Die Uhr im Gerichtssaal zeigt 12.01 Uhr als der Angeklagte Sven Lau (36) das Wort ergreift. Er holt tief Luft, sammelt sich, dann versucht er es mit einem Witz: Er dankt seinem Verteidiger, für den er sicherlich kein "leichter Pflegefall" gewesen sei. Schmunzeln allerseits.

Doch dann wird Lau ernst, erzählt davon, wie er die Situation seiner ersten Festnahme im Januar 2014 erlebt hat, dann beklagt er sich über den leitenden Ermittler des Mönchengladbacher Staatsschutzes. Man wolle ihn möglichst schlecht darstellen. Laus Anwalt Mutlu Günal hatte den Behörden zuvor in seinem Plädoyer einen Rachefeldzug gegen den Gladbacher Salafistenprediger vorgeworfen.
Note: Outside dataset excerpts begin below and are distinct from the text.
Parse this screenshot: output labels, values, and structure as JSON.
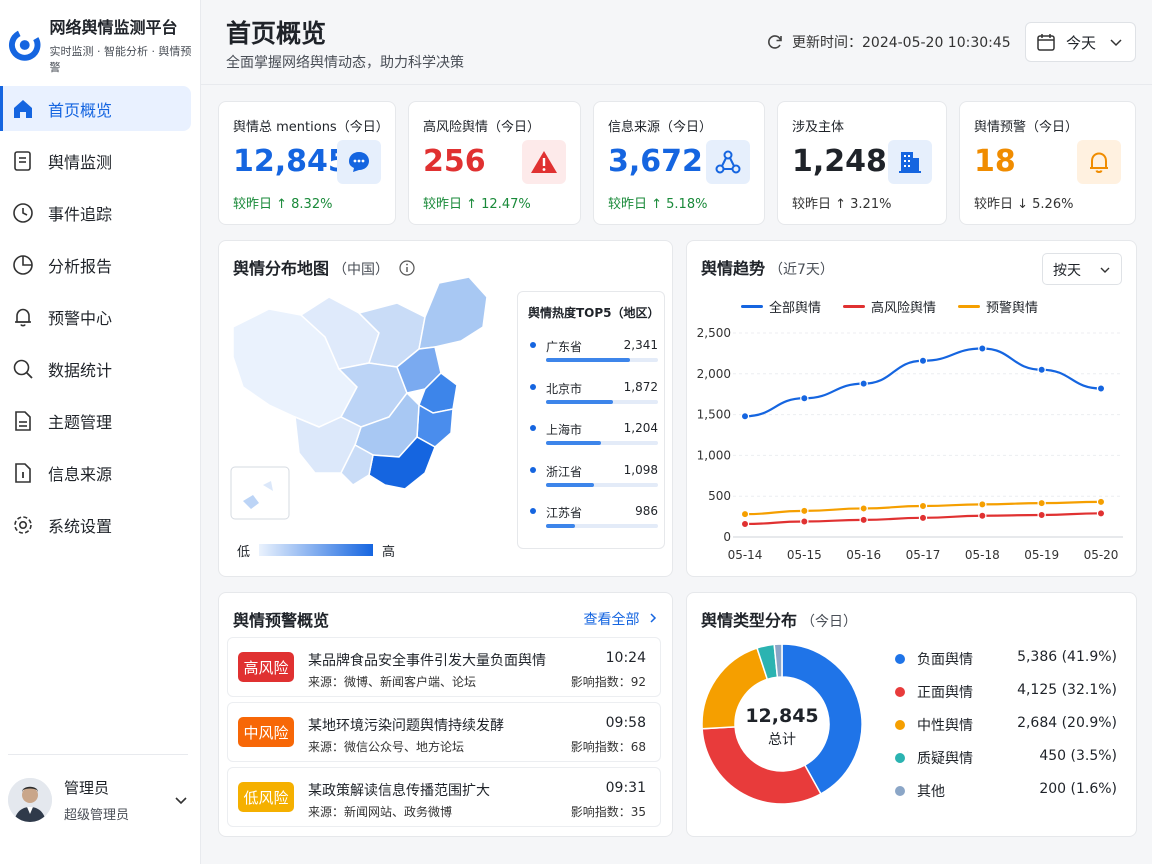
{
  "brand": {
    "title": "网络舆情监测平台",
    "subtitle": "实时监测 · 智能分析 · 舆情预警"
  },
  "nav": [
    {
      "label": "首页概览",
      "icon": "home-icon",
      "active": true
    },
    {
      "label": "舆情监测",
      "icon": "document-icon"
    },
    {
      "label": "事件追踪",
      "icon": "clock-icon"
    },
    {
      "label": "分析报告",
      "icon": "pie-chart-icon"
    },
    {
      "label": "预警中心",
      "icon": "bell-icon"
    },
    {
      "label": "数据统计",
      "icon": "search-icon"
    },
    {
      "label": "主题管理",
      "icon": "file-icon"
    },
    {
      "label": "信息来源",
      "icon": "file-info-icon"
    },
    {
      "label": "系统设置",
      "icon": "gear-icon"
    }
  ],
  "user": {
    "name": "管理员",
    "role": "超级管理员"
  },
  "header": {
    "title": "首页概览",
    "subtitle": "全面掌握网络舆情动态，助力科学决策",
    "update_label": "更新时间：2024-05-20 10:30:45",
    "date_select": "今天"
  },
  "stats": [
    {
      "label": "舆情总 mentions（今日）",
      "value": "12,845",
      "delta": "较昨日 ↑ 8.32%",
      "value_color": "#1565e0",
      "delta_color": "#1a8a3a",
      "icon": "chat-bubble-icon",
      "icon_bg": "#e6effc",
      "icon_color": "#1565e0"
    },
    {
      "label": "高风险舆情（今日）",
      "value": "256",
      "delta": "较昨日 ↑ 12.47%",
      "value_color": "#e03131",
      "delta_color": "#1a8a3a",
      "icon": "warning-icon",
      "icon_bg": "#fdeaea",
      "icon_color": "#e03131"
    },
    {
      "label": "信息来源（今日）",
      "value": "3,672",
      "delta": "较昨日 ↑ 5.18%",
      "value_color": "#1565e0",
      "delta_color": "#1a8a3a",
      "icon": "network-icon",
      "icon_bg": "#e6effc",
      "icon_color": "#1565e0"
    },
    {
      "label": "涉及主体",
      "value": "1,248",
      "delta": "较昨日 ↑ 3.21%",
      "value_color": "#1f2329",
      "delta_color": "#333333",
      "icon": "building-icon",
      "icon_bg": "#e6effc",
      "icon_color": "#1565e0"
    },
    {
      "label": "舆情预警（今日）",
      "value": "18",
      "delta": "较昨日 ↓ 5.26%",
      "value_color": "#f08c00",
      "delta_color": "#333333",
      "icon": "bell-icon",
      "icon_bg": "#fff1e0",
      "icon_color": "#f08c00"
    }
  ],
  "map": {
    "title": "舆情分布地图",
    "scope": "（中国）",
    "top5_title": "舆情热度TOP5（地区）",
    "top5": [
      {
        "name": "广东省",
        "value": "2,341",
        "ratio": 0.75
      },
      {
        "name": "北京市",
        "value": "1,872",
        "ratio": 0.6
      },
      {
        "name": "上海市",
        "value": "1,204",
        "ratio": 0.49
      },
      {
        "name": "浙江省",
        "value": "1,098",
        "ratio": 0.43
      },
      {
        "name": "江苏省",
        "value": "986",
        "ratio": 0.26
      }
    ],
    "legend_low": "低",
    "legend_high": "高"
  },
  "trend": {
    "title": "舆情趋势",
    "scope": "（近7天）",
    "select": "按天"
  },
  "chart_data": {
    "type": "line",
    "categories": [
      "05-14",
      "05-15",
      "05-16",
      "05-17",
      "05-18",
      "05-19",
      "05-20"
    ],
    "ylim": [
      0,
      2500
    ],
    "yticks": [
      "0",
      "500",
      "1,000",
      "1,500",
      "2,000",
      "2,500"
    ],
    "series": [
      {
        "name": "全部舆情",
        "color": "#1565e0",
        "values": [
          1480,
          1700,
          1880,
          2160,
          2310,
          2050,
          1820
        ]
      },
      {
        "name": "高风险舆情",
        "color": "#e03131",
        "values": [
          160,
          190,
          210,
          235,
          260,
          270,
          290
        ]
      },
      {
        "name": "预警舆情",
        "color": "#f59f00",
        "values": [
          280,
          320,
          350,
          380,
          400,
          415,
          430
        ]
      }
    ]
  },
  "alerts": {
    "title": "舆情预警概览",
    "view_all": "查看全部",
    "items": [
      {
        "level": "高风险",
        "color": "#e03131",
        "title": "某品牌食品安全事件引发大量负面舆情",
        "source": "来源：微博、新闻客户端、论坛",
        "time": "10:24",
        "index": "影响指数：92"
      },
      {
        "level": "中风险",
        "color": "#f76707",
        "title": "某地环境污染问题舆情持续发酵",
        "source": "来源：微信公众号、地方论坛",
        "time": "09:58",
        "index": "影响指数：68"
      },
      {
        "level": "低风险",
        "color": "#f5b000",
        "title": "某政策解读信息传播范围扩大",
        "source": "来源：新闻网站、政务微博",
        "time": "09:31",
        "index": "影响指数：35"
      }
    ]
  },
  "types": {
    "title": "舆情类型分布",
    "scope": "（今日）",
    "total": "12,845",
    "total_label": "总计",
    "items": [
      {
        "name": "负面舆情",
        "value": "5,386 (41.9%)",
        "count": 5386,
        "color": "#1f74e8"
      },
      {
        "name": "正面舆情",
        "value": "4,125 (32.1%)",
        "count": 4125,
        "color": "#e83b3b"
      },
      {
        "name": "中性舆情",
        "value": "2,684 (20.9%)",
        "count": 2684,
        "color": "#f59f00"
      },
      {
        "name": "质疑舆情",
        "value": "450  (3.5%)",
        "count": 450,
        "color": "#2bb3b1"
      },
      {
        "name": "其他",
        "value": "200  (1.6%)",
        "count": 200,
        "color": "#8ba6c7"
      }
    ]
  }
}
Als "dreckige IS-Ratte" beschimpft

Als Lau schließlich seine Haftbedingungen in der JVA Aachen schildert, muss er das erste Mal heftig schlucken. Dann hört man Schluchzer durch das Mikrofon hinter der Plexiglasscheibe. Sekundenlang kann Lau nicht weitersprechen. Der Vorsitzende Richter Frank Schreiber fragt ihn, ob er unterbrechen wolle. "Nein." Lau sammelt sich. In der JVA sei er von den Mithäftlingen als "dreckige IS-Ratte" beschimpft und bespuckt worden.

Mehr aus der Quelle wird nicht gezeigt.